Dieses menschenunwürdige Spiel – alle nennen es «The Game» – steht sinnbildlich für die Flüchtlingsschutzkrise in Europa und offenbart einen verstörenden Mechanismus: Die Flüchtlingslager in Bosnien-Herzegowina werden hauptsächlich von der EU finanziert. Sie bieten den Menschen zumindest teilweise medizinische Versorgung und Verpflegung. Gleichzeitig ist es – ganz vereinfacht gesagt – die EU, die diese Menschen durch die gewalttätigen Push-Backs an ihrer Aussengrenze in dieses «Spiel» bringt. Die Verantwortung einfach auf die EU abzuschieben, greift aber zu kurz: Es geht hier um den Schengen-Raum, und dazu gehört auch die Schweiz.
Ähnliche Probleme
Die Fragen, die sich migrationspolitisch z.B. in Bosnien-Herzegowina stellen, sind von einer anderen Dringlichkeit, aber im Grundsatz mit jenen hier in der Schweiz vergleichbar: Wo können Flüchtlingsunterkünfte gebaut werden? Die Diskussion darum, an welchem Ort ein Asylzentrum gebaut werden kann, bzw. wo es am wenigsten Widerstand gibt, kennen wir in der Schweiz leider genauso. Auch kritisieren NGO, dass in den Flüchtlingscamps in Sarajevo die Unterbringung nicht menschenwürdig sei. Natürlich sind die Asylzentren des Bundes hier in der Schweiz nicht direkt vergleichbar mit den Camps, die wir in Sarajevo gesehen haben. Aber die angemessene Unterbringung von Schutzsuchenden ist auch in der Schweiz ein Problem. So hat kürzlich der Stadtzürcher Sozialvorsteher Raphael Golta den Betrieb des Bundesasylzentrums auf dem Duttweiler-Areal als menschenunwürdig kritisiert.
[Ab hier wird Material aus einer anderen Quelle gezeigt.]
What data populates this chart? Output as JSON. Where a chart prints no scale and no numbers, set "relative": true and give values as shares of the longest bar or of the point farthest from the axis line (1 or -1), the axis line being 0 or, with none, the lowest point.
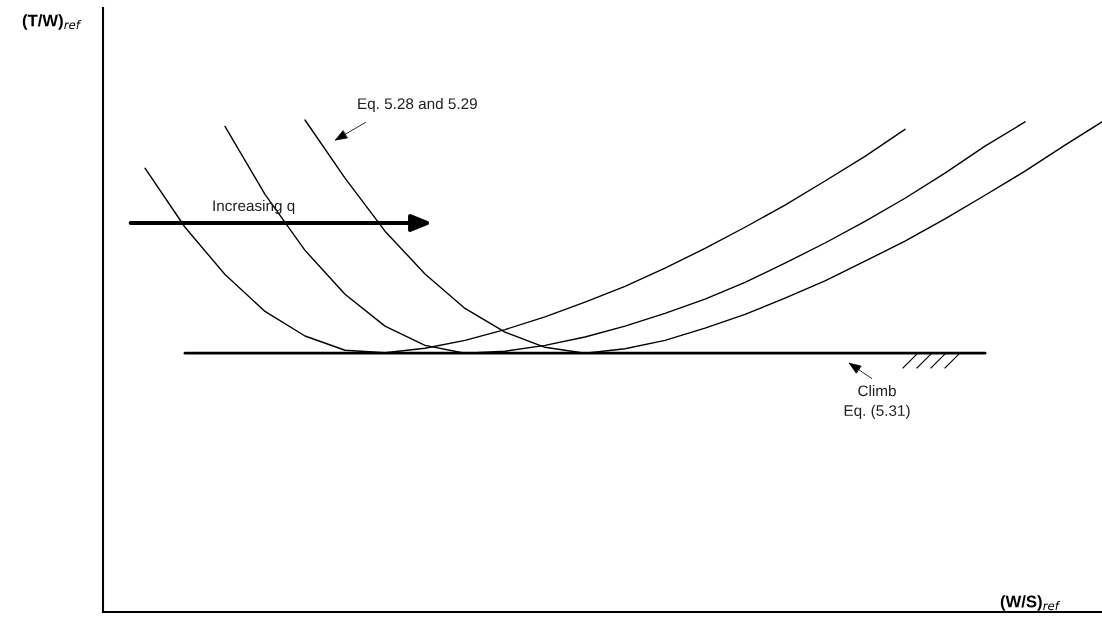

Die Schweiz in der Verantwortung
Die Situationen an der bosnisch-kroatischen Grenze und in ungleich grösserer Dimension aktuell an der türkisch-griechischen Grenze zeigen, dass die europäische und somit auch unsere Migrationspolitik versagt hat und die internationale Staatengemeinschaft dringend neue Lösungen finden muss. Auch die Schweiz kann und muss Verantwortung übernehmen. Das mindeste, was wir tun können, ist zumindest die Kapazitäten unserer Aufnahmezentren auszulasten. Zum Beispiel, indem jetzt Menschen von den griechischen Inseln direkt in die Schweiz geholt werden, damit ihnen hier ein ordentliches Asylverfahren gewährleistet werden kann. Längerfristig muss sich die Schweiz für eine neue, der Realität entsprechende Definition von Flüchtlingen und für neue Schutzmechanismen einsetzen. Ein grosser Teil der Flüchtlinge in Bosnien-Herzegowina hat zum Beispiel praktisch keine Aussicht auf Asyl im Schengen-Raum, so kommt ein grosser Teil aus Pakistan. Trotzdem sind sie auf der Flucht. Das System der Abschottung ist menschenrechtswidrig und kann unter keinen Umständen gerechtfertigt werden. Dies zeigen die Entwicklungen auf der Balkanroute und die jüngsten Geschehnisse an griechisch-türkischen Grenze in aller Deutlichkeit.